Création d’un Swiss DARPA, taxation des infrastructures, renforcement de la coordination nationale sont autant de propositions lancées par les membres de la SATW lors du Cybersecurity Day à Lausanne.
Les membres de la SATW étaient nombreux parmi les centaines de participants du Cybersecurity Day organisé par digitalswitzerland avec le soutien de l’Académie. L’occasion d’entamer le dialogue avec un large public, mais aussi de partager le podium avec le Conseiller fédéral Guy Parmelin en charge notamment de la cybersécurité.
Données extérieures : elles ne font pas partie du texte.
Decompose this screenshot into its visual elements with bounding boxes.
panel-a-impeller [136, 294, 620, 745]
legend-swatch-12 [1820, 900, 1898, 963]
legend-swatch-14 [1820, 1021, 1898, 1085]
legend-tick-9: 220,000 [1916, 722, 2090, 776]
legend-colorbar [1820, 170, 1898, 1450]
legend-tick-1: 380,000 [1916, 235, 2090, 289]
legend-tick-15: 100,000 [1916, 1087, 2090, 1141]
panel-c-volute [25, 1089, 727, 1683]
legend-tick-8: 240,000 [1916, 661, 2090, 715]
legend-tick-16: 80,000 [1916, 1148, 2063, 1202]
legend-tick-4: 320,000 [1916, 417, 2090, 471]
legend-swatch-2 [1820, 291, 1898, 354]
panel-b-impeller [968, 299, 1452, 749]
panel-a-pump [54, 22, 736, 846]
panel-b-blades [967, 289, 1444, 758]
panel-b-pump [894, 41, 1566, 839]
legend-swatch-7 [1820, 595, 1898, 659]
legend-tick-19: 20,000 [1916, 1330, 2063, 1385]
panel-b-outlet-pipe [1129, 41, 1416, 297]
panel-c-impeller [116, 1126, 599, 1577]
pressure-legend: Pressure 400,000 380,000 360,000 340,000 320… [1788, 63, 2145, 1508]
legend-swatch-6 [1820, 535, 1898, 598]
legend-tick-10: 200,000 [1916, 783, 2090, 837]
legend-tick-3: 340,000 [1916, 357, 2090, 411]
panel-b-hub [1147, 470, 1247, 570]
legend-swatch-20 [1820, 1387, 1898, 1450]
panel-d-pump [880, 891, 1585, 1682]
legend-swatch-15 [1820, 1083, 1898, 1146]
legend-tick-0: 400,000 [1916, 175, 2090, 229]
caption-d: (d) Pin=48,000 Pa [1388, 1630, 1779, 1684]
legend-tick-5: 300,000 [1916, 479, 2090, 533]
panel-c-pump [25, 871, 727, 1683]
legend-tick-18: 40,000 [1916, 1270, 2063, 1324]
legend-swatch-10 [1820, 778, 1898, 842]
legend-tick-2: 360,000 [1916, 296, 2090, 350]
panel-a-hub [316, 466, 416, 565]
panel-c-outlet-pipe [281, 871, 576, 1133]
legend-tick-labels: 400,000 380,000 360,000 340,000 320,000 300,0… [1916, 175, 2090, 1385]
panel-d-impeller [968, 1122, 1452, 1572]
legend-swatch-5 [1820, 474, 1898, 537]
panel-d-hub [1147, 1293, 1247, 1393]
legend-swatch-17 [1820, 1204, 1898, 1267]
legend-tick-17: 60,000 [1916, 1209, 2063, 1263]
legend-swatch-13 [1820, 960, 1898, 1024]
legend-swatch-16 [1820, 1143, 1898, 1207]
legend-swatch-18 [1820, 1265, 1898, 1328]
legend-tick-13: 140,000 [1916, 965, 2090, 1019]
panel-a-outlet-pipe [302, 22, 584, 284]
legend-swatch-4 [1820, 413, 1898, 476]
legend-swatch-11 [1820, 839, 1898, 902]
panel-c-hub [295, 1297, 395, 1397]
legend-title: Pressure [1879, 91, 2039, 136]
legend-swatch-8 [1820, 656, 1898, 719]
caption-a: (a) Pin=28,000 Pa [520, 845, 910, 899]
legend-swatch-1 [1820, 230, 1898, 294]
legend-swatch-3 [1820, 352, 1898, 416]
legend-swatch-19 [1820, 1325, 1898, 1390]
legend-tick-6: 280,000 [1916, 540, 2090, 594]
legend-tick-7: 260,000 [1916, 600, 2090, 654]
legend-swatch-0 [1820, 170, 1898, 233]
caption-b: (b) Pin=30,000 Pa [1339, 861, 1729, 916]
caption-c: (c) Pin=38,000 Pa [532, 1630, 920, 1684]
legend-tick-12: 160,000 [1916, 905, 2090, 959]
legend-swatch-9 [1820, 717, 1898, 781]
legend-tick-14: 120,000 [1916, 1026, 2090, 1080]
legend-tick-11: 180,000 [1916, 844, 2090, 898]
Le ton de la journée a été donné par Martin Vetterli, président de l’EPFL et membre de la SATW qui a parlé de tsunami digital, précisant que les gens doivent pouvoir comprendre les éléments de base du digital pour se l’approprier et en devenir autant des acteurs que des utilisateurs. Pour construire cette relation de confiance, il a annoncé la création d’un nouveau « Centre for digital trust » à l’EPFL et réunissant de nombreux acteurs au niveau national, dont le Comité International de la Croix-Rouge, le CHUV et des entreprises telles que Swisscom, Swissquote, SICPA ou ELCA.
Dans la foulée, le Conseiller fédéral Guy Parmelin a souligné l’importance d’une coordination de tous les acteurs au niveau national. Non seulement dans le domaine de la recherche, mais aussi sur le terrain, notamment au niveau militaire. Et d’ajouter que « les cybermenaces n’effaceront pas, et elles n’effaceront jamais les menaces conventionnelles. Elles les précèdent, elles les accélèrent, elles modifient en profondeur l’art de faire la guerre, mais elles ne les remplaceront en aucun cas. »
André Kudelski, membre de l’Académie, a quant à lui clairement illustré le lien intime entre puissance cyber et nucléaire sur la scène internationale. Il a dès lors mis en lumière la place unique de la Suisse grâce à l’excellence de sa recherche, son tissu économique et son armée de milice, mais aussi en tant que référence internationale de par les organisations internationales présentes à Genève, avec notamment avec l’UIT et l’ISO. Une opportunité à saisir pour jouer un rôle clé tant en termes de régulation, que de créations de technologies de pointe dans un cyberespace essentiellement occupé par des superpuissances militaires.
Lors des débats, la nécessité d’une approche holistique a très vite été soulevée. « Il faut sortir la question de la cybersécurité du débat strictement militaire pour pouvoir l'aborder pleinement » a ainsi relevé Christophe Gerber d’ELCA. La difficulté de cette démarche globale a été soulignée par Solange Ghernaouti, professeure à l’UNIL et membre de la SATW, qui a ajouté « [qu’]il manque une coordination des activités de cyber sécurité au niveau national. »
La discussion a également porté sur la pertinence de l’amélioration des normes juridiques et industrielles pour renforcer cette coordination. Une piste qu’a toutefois tempérée Solange Ghernaouti en rappelant que « le problème des normes, c'est qu'il faut avoir les moyens de les appliquer. En matière de cybersécurité, l'UIT en a proposé dès 2007. »
Gérald Vernez, le Chef de la cyberdéfense de l’armée suisse et membre de l’Académie, a souligné que « la SATW est un outil précieux dans la coordination de la stratégie cyber de la Suisse. » Le défi reste malgré tout de taille et les solutions à trouver devront être créatives. L’occasion pour le militaire de proposer un modèle de financement basé sur une taxe sur les infrastructures. Les besoins financiers pour se donner les moyens d’une cyber stratégie aboutie étant inéluctablement relativement importants.
La création d’un Swiss DARPA était sur toutes les lèvres lors de cette journée. Une solution séduisante et qui semble être une des clés pour la pérennité de la cybersécurité helvétique. Des différents plaidoyers et discussions lors des débats est toutefois ressorti un élément important : une telle structure ne peut ni être un clone du DARPA américain aux moyens colossaux, ni complètement basé sur le modèle de ce qui se fait par exemple en Israël, hyper centralisé, avec un effort de guerre prépondérant. Il s’agirait plutôt d’un savant mélange adapté aux besoins et spécificités suisses.
Le « Centre for digital trust » de l’EPFL est certainement un pas vers une meilleure intégration de la recherche avec les acteurs de la cybersécurité et la société civile. Mais la route est encore longue et il est indispensable d’y inclure plus largement et systématiquement les dimensions économique et militaire au niveau national.